Souvenons-nous. En 1992, les Français ont ratifié du bout des lèvres le traité de Maastricht instituant en majesté, entre autres avancées constructivistes d’ordre bancal, la monnaie unique européenne : le divin euro fossoyeur des monnaies nationales…

À l’époque de la bataille de Maastricht pour ou contre la perte du droit souverain de battre monnaie, un autre modus vivendi, plus près de l’âme des peuples, avait aussi été envisagé pour l’euro agissant alors comme monnaie commune sans perte des monnaies nationales.

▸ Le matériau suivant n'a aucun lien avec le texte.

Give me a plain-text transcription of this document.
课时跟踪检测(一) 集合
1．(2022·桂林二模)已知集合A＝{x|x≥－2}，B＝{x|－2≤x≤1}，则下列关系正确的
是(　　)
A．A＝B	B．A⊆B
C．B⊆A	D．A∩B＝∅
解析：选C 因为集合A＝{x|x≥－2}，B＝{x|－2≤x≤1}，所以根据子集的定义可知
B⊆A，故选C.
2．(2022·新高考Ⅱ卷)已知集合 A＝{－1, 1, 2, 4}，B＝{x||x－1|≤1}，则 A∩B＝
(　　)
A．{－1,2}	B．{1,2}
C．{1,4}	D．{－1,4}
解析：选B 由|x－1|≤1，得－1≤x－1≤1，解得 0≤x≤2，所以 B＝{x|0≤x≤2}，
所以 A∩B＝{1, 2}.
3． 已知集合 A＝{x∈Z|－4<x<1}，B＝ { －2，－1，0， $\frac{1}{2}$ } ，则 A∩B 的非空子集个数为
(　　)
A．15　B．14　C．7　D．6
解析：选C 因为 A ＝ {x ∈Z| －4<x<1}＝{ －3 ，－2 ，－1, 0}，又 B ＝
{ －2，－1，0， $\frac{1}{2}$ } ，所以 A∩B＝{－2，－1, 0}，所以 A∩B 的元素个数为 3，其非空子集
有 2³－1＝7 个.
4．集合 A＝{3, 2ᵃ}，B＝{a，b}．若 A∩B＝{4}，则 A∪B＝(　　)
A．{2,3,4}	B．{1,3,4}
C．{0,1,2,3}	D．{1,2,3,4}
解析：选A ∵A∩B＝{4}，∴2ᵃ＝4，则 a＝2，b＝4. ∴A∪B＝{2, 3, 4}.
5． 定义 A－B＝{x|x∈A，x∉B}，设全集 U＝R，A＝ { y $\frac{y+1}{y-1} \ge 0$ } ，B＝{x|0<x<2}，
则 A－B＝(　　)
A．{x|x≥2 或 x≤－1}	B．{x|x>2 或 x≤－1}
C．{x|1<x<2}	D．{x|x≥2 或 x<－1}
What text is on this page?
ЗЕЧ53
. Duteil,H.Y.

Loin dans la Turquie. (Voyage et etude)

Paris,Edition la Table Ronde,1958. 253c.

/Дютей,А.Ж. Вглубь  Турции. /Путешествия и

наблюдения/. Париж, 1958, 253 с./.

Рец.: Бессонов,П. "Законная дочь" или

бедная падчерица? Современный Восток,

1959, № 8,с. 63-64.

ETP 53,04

Dans la zone de turbulences que traverse aujourd’hui l’Union, c’est encore la solution la plus intelligente à laquelle se rallie l’économiste Philippe Herlin qui écrit sous le titre  « Ce n’est pas l’euro qu’il faut sauver, mais l’économie européenne » :

Une monnaie commune plutôt qu’une monnaie unique. Pour notre part, nous proposons de revenir à la proposition des Anglais lors de la mise en place de l’euro : faire une monnaie commune plutôt qu’une monnaie unique. Une monnaie unique est un projet technocratique, faisons confiance au pragmatisme anglais ! La Grèce, le Portugal et l’Irlande reviendraient à leurs monnaies nationales pour retrouver des marges de manœuvres, tandis que leur dette – toujours libellée en euros – serait restructurée, c’est de toute façon inévitable (…).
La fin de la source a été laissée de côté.